Générations Futures réagit à cette publication.
Glyphosate : Une action juridique du journal Le Monde
Suite à une action juridique du journal Le Monde l’ANSES (Agence sanitaire qui évalue les pesticides en France) publie, enfin, un document d’expertise sur la génotoxicité du glyphosate, gardé secret depuis 2016.
Générations Futures dénonce cette publication tardive et demande la réalisation des nouveaux tests de génotoxicité sur les herbicides à base de glyphosate prescrits par ce rapport caché de l’ANSES ainsi que la suspension de l’autorisation européenne du glyphosate dans l’attente des résultats !
L’Anses a enfin publié son document de travail d’expertise (1) sur la génotoxicité des formulations à base de glyphosate soit disant par « souci de transparence ». Mais la date choisie pour publier ce document, la veille du jugement l’opposant au journal Le Monde, laisse plutôt supposer que l’agence a tenté de devancer la décision des juges.
Un rapport crucial sur l’évaluation de la génotoxicité du glyphosate enterré pour de mauvaises raisons
Dans la notice explicative accompagnant l’expertise, l’Anses argue que ce travail n’avait pas été publié en 2016 car la question de l’évaluation de la génotoxicité des produits à base de glyphosate est traitée et résolue au niveau européen à partir de 2016 : un groupe de travail européen sur les co-formulants a été mis en place en février 2016 et suite à la réévaluation de la substance en 2017, des tests de génotoxicité sont exigés depuis cette date pour l’autorisation des produits à base de glyphosate. Ainsi selon l’agence, « l’exigence réglementaire a donc rejoint les premières orientations des travaux du GECU [nom du groupe d’experts en charge du rapport]. Il n’y avait donc pas lieu de publier ce rapport qui n’a pas été finalisé selon les procédures administratives de l’Anses. De plus, l’Anses précise que « les constats et recommandations du GECU ont bien été portés par l’Anses lors du réexamen des produits à base de glyphosate. Les études de génotoxicité fournies dans les dossiers pour lesquels une autorisation a été délivrée ont permis de s’assurer de l’absence de potentiel génotoxique des produits ».

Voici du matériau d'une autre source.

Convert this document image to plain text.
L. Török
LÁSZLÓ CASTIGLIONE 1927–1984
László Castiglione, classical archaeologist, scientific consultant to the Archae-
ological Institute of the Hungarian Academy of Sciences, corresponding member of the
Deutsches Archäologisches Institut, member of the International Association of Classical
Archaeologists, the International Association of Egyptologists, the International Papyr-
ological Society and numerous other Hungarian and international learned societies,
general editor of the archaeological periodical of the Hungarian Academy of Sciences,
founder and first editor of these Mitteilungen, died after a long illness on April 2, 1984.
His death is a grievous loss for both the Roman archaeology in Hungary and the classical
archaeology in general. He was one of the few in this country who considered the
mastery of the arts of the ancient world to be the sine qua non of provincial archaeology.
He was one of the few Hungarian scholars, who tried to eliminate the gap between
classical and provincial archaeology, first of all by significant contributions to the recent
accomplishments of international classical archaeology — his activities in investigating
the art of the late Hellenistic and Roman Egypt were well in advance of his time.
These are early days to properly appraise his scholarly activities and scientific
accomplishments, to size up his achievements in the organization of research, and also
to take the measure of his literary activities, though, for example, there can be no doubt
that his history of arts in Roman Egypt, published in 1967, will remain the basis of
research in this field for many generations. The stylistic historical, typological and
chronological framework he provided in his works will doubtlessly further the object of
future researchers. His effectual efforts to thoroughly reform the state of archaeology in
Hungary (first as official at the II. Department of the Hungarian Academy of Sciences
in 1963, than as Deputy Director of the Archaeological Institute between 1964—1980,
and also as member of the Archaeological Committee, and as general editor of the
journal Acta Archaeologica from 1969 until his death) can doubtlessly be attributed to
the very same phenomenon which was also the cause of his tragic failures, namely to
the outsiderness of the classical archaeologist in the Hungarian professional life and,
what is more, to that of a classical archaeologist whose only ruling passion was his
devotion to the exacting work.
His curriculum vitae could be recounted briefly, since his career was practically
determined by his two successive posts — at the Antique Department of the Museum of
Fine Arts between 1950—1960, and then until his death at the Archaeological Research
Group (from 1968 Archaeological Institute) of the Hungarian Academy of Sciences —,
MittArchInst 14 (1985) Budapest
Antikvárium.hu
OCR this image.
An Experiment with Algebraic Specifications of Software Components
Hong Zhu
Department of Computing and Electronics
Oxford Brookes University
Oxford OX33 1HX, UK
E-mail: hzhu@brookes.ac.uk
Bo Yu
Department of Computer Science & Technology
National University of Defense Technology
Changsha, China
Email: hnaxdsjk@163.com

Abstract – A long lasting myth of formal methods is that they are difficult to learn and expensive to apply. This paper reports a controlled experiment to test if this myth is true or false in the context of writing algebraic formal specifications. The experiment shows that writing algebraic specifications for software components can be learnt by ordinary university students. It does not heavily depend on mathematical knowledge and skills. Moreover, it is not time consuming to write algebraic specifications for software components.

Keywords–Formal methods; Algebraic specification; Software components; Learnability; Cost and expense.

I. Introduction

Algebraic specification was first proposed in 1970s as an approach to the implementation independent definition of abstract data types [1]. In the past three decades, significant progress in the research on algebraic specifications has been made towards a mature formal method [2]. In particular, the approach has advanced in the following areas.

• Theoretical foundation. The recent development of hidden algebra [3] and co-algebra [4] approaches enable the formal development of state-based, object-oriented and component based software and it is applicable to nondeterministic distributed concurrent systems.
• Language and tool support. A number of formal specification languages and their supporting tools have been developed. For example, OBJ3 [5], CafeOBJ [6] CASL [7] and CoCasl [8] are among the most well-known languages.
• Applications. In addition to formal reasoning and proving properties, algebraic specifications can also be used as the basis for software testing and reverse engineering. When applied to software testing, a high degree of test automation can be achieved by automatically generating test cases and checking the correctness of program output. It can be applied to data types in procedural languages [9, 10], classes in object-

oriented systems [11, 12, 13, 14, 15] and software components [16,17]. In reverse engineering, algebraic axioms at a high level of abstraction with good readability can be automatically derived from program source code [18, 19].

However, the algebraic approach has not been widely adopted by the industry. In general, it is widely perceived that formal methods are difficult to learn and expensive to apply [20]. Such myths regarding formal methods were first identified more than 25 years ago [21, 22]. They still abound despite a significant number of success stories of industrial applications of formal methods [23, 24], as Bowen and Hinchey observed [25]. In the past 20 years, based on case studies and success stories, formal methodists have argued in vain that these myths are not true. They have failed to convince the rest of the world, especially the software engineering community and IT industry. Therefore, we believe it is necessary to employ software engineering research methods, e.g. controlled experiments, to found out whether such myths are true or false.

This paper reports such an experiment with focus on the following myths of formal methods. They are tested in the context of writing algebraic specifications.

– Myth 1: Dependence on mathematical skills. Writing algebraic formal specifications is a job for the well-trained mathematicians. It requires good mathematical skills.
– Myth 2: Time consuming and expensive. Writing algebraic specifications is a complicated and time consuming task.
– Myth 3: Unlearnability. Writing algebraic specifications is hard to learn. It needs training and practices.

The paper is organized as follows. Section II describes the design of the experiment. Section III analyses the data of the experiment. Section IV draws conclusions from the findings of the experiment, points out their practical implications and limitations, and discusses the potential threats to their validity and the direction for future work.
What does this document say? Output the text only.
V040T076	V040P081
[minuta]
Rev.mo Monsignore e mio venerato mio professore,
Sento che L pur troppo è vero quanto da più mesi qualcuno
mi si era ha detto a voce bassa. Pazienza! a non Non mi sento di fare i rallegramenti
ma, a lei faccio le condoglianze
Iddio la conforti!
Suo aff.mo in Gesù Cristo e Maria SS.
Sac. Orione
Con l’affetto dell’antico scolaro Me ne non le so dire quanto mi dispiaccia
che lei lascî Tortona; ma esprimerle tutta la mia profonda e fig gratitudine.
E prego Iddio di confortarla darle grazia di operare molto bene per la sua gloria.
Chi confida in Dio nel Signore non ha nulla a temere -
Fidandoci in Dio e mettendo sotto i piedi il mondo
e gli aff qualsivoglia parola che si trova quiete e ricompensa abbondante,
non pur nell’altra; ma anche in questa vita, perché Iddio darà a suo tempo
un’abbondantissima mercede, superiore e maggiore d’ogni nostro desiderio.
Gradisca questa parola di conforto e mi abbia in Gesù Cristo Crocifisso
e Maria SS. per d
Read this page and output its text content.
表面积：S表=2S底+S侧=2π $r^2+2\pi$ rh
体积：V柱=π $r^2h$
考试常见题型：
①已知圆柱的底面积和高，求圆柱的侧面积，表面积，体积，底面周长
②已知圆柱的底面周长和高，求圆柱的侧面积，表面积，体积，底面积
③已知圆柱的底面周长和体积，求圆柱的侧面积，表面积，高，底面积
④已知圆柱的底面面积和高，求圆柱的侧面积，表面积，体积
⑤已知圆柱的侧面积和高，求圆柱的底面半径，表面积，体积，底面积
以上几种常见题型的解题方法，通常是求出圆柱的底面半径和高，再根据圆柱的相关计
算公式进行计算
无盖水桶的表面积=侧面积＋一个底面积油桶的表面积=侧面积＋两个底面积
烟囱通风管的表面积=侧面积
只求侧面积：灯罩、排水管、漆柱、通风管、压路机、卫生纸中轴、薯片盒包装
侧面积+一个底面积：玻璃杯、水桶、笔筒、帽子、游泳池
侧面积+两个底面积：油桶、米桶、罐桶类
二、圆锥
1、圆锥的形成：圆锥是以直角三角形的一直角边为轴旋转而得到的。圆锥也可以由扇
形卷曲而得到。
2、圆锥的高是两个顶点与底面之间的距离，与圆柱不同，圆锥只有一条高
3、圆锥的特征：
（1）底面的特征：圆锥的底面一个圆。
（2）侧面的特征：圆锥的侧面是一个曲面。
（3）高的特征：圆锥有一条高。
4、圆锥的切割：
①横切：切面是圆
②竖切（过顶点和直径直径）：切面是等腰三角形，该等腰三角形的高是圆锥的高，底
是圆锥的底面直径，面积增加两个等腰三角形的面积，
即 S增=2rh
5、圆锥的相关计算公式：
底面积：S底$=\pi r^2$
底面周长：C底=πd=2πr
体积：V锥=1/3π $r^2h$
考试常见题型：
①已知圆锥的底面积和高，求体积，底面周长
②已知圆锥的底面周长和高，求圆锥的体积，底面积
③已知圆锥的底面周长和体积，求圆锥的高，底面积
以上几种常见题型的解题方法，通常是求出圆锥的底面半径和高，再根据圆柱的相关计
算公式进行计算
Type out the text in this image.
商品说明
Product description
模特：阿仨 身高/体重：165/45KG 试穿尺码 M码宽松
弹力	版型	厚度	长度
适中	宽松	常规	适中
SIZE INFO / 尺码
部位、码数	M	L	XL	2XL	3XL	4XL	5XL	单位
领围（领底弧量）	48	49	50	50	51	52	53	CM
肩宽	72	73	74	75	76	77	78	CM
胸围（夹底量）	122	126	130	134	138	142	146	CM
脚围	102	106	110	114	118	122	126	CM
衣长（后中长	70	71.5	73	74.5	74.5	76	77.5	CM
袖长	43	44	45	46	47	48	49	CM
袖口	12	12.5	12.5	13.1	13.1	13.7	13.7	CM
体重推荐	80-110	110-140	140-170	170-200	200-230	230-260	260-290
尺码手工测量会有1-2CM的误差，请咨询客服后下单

Pour Générations Futures cette assertion est totalement fausse. En effet, les experts recommandaient pour évaluer de manière sûre et fiable la génotoxicité des formulations à base de glyphosate, la réalisation d’une batterie de tests, incluant 2 tests in vitro et un test dit ‘des comètes’ in vivo. En effet, comme il existe de nombreuses alertes dans la littérature montrant des effets génotoxiques lorsque le test des comètes est réalisé sur des formulations à base de glyphosate, les experts ont estimé que ce test, couplé aux tests in vitro, permettrait de statuer sur le potentiel génotoxique et mutagène des produits.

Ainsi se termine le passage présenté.